Prime TV (formerly TV Atlântico and TV Cidade Dom Eliseu) is a Brazilian television station in Dom Eliseu, in the east of the state of Pará. The station is a Legal Amazon RTV station (television retransmitting station) owned by the municipal government.

==History==
It is unknown when did TV Atlântico start broadcasting. As of 2006, the station was licensed to SAT - Sistema Atlântico de Telecomunicações, which was registered on March 2 that year. Until 2014, the station was owned by Raimundo Euclides Santos Neto, alias "Quidão", who was in charge of the station's administration and general management. The station was not part of the ANATEL database in July 2012. In early 2014, an interview given to governor Simão Jatene in the 2012 electoral campaign caused a political controversy, leading to the ineligibility of Quidão and Jhonas Santos de Aguiar (president of the PSDB committee for Dom Eliseu since 2012) until 2020. Its facilities as TV Atlântico were auctioned off in the early 2020s.

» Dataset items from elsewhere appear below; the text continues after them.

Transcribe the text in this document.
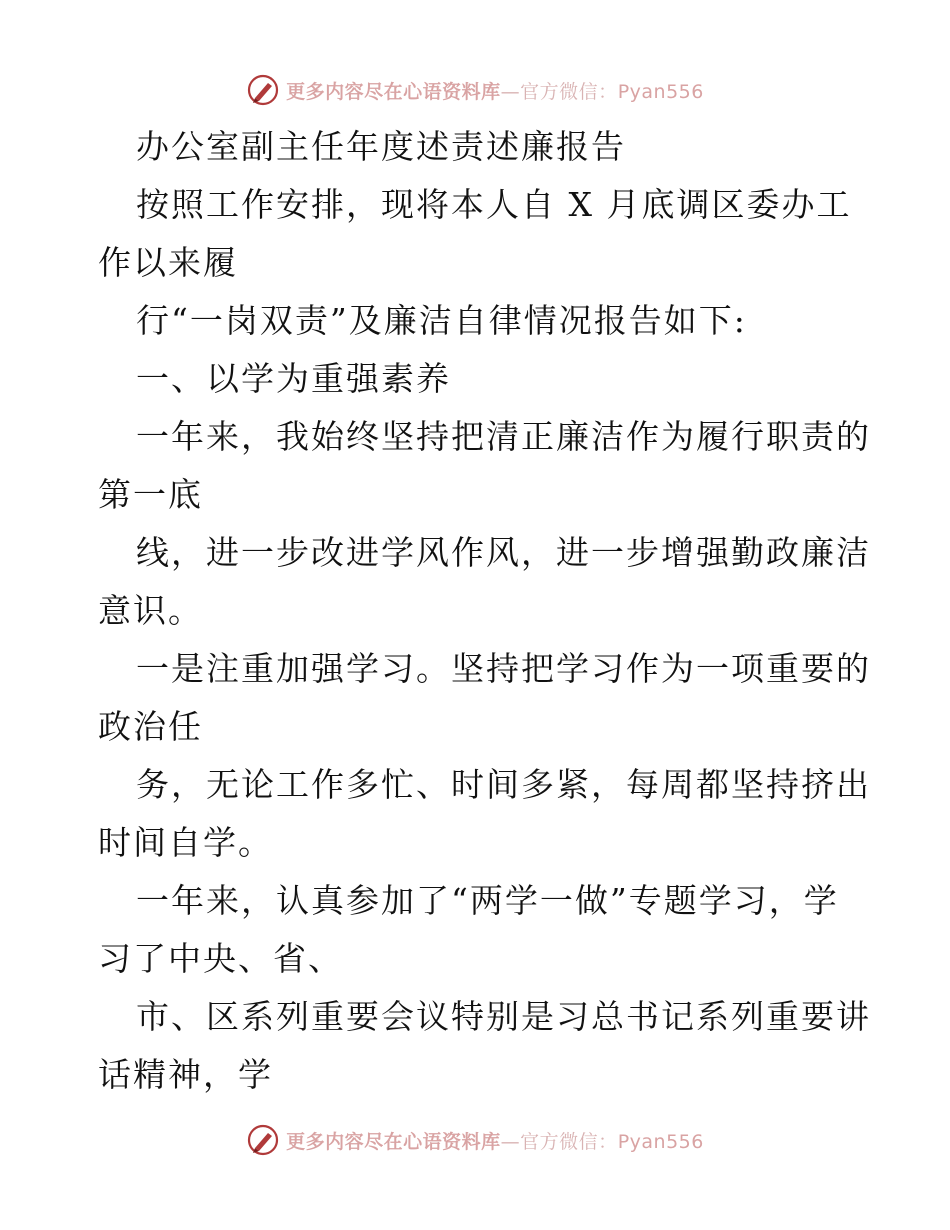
更多内容尽在心语资料库—官方微信：Pyan556
办公室副主任年度述责述廉报告
按照工作安排，现将本人自 X 月底调区委办工
作以来履
行“一岗双责”及廉洁自律情况报告如下:
一、以学为重强素养
一年来，我始终坚持把清正廉洁作为履行职责的
第一底
线，进一步改进学风作风，进一步增强勤政廉洁
意识。
一是注重加强学习。坚持把学习作为一项重要的
政治任
务，无论工作多忙、时间多紧，每周都坚持挤出
时间自学。
一年来，认真参加了“两学一做”专题学习，学
习了中央、省、
市、区系列重要会议特别是习总书记系列重要讲
话精神，学
更多内容尽在心语资料库—官方微信：Pyan556
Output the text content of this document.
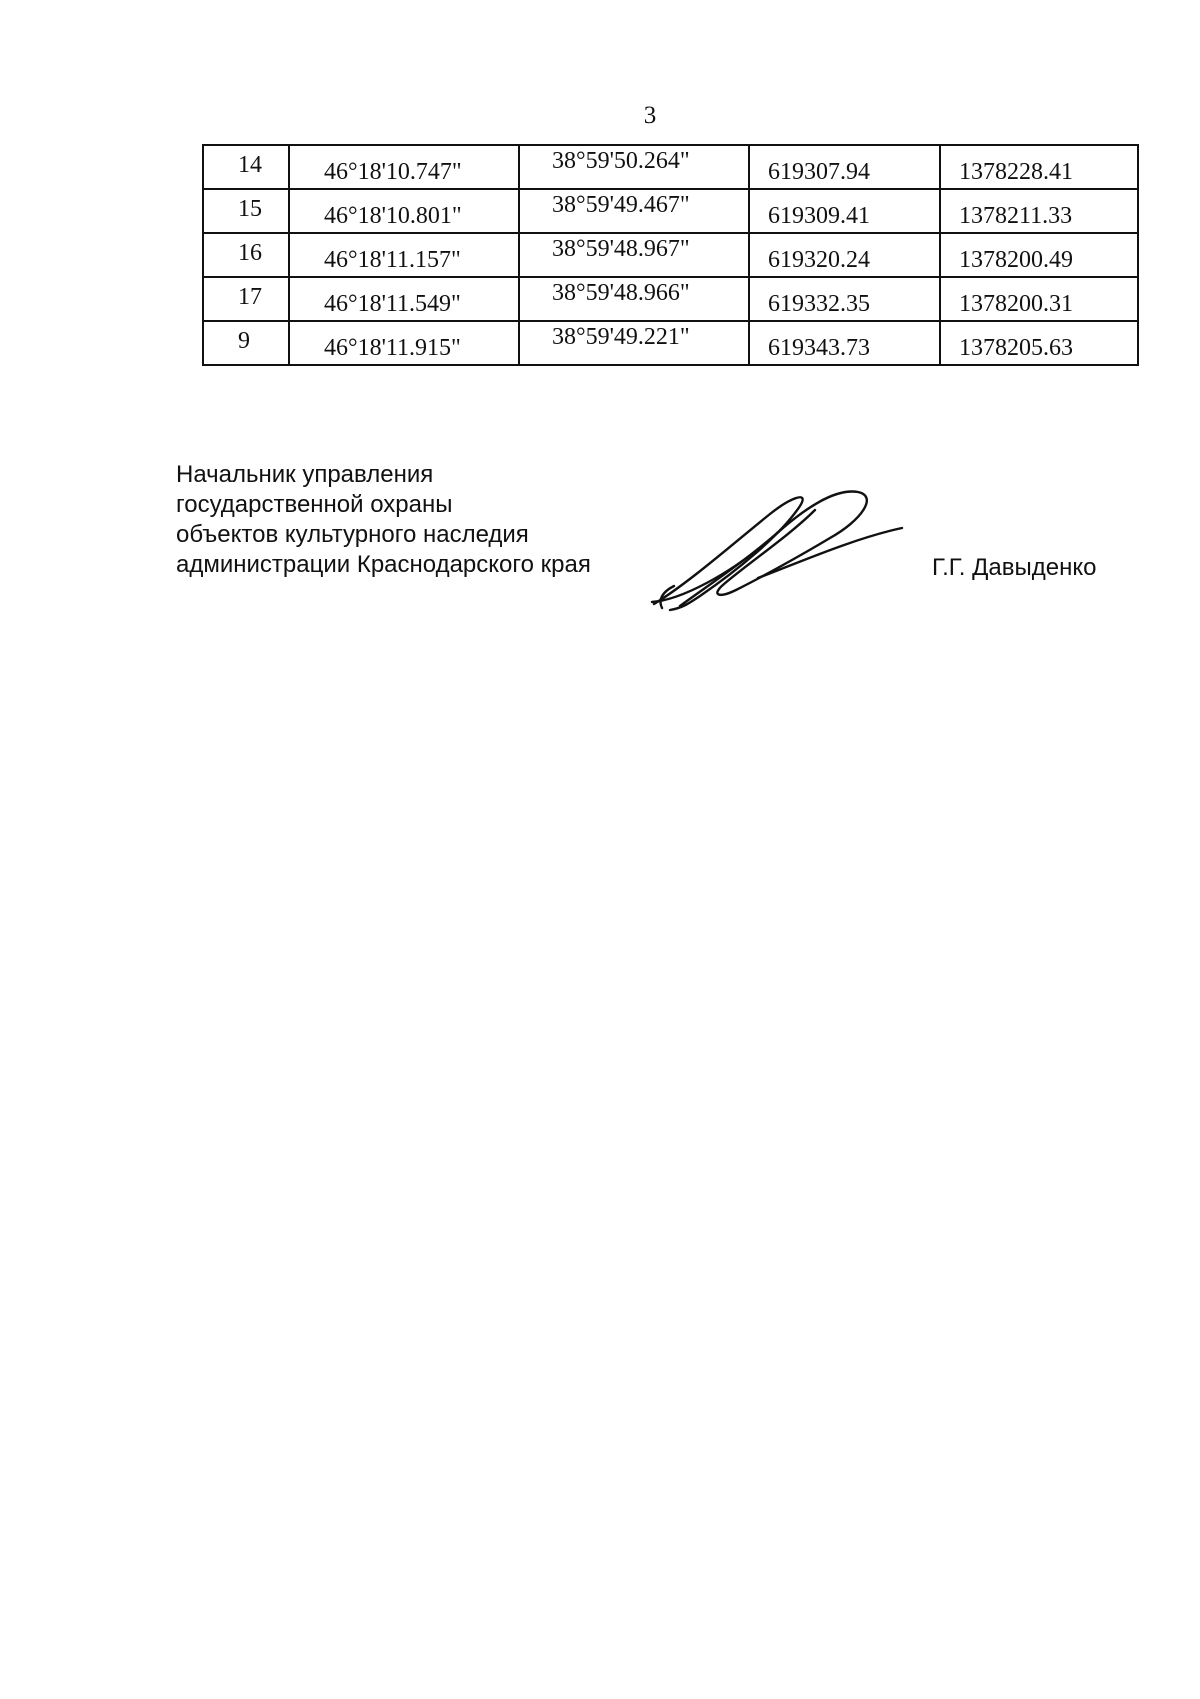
3
14	46°18'10.747"	38°59'50.264"	619307.94	1378228.41
15	46°18'10.801"	38°59'49.467"	619309.41	1378211.33
16	46°18'11.157"	38°59'48.967"	619320.24	1378200.49
17	46°18'11.549"	38°59'48.966"	619332.35	1378200.31
9	46°18'11.915"	38°59'49.221"	619343.73	1378205.63
Начальник управления
государственной охраны
объектов культурного наследия
администрации Краснодарского края	Г.Г. Давыденко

The station as of 2017 was known as TV Cidade de Dom Eliseu and since 2021, it adopted the current name Prime TV.

==Programming==
The station produces Jornal da Prime. In addition to local programming, the channel has made national and international success by airing several independent productions.

Prime TV airs a children's program, Xou da Laluche, since December 2022, presented by singer Laluche. Laluche appeared on Teleton AACD in 2023. The station also airs Escolinha do Humor Kids, from the same producer, since August 2024, on a Saturday morning slot before Luccas Neto's show on the network. Both programs are also available on the station's official YouTube channel.

Since September 8, 2024, the station airs A Fonte em Foco, produced by real estate publication A Fonte, airing on Sunday mornings.

==Technical information==

| Virtual channel | Digital channel | Picture resolution | Content |
|---|---|---|---|
| 9.1 | 35 UHF | 1080i | Prime TV / SBT |

Prime TV started its digital broadcasts on or before January 30, 2025.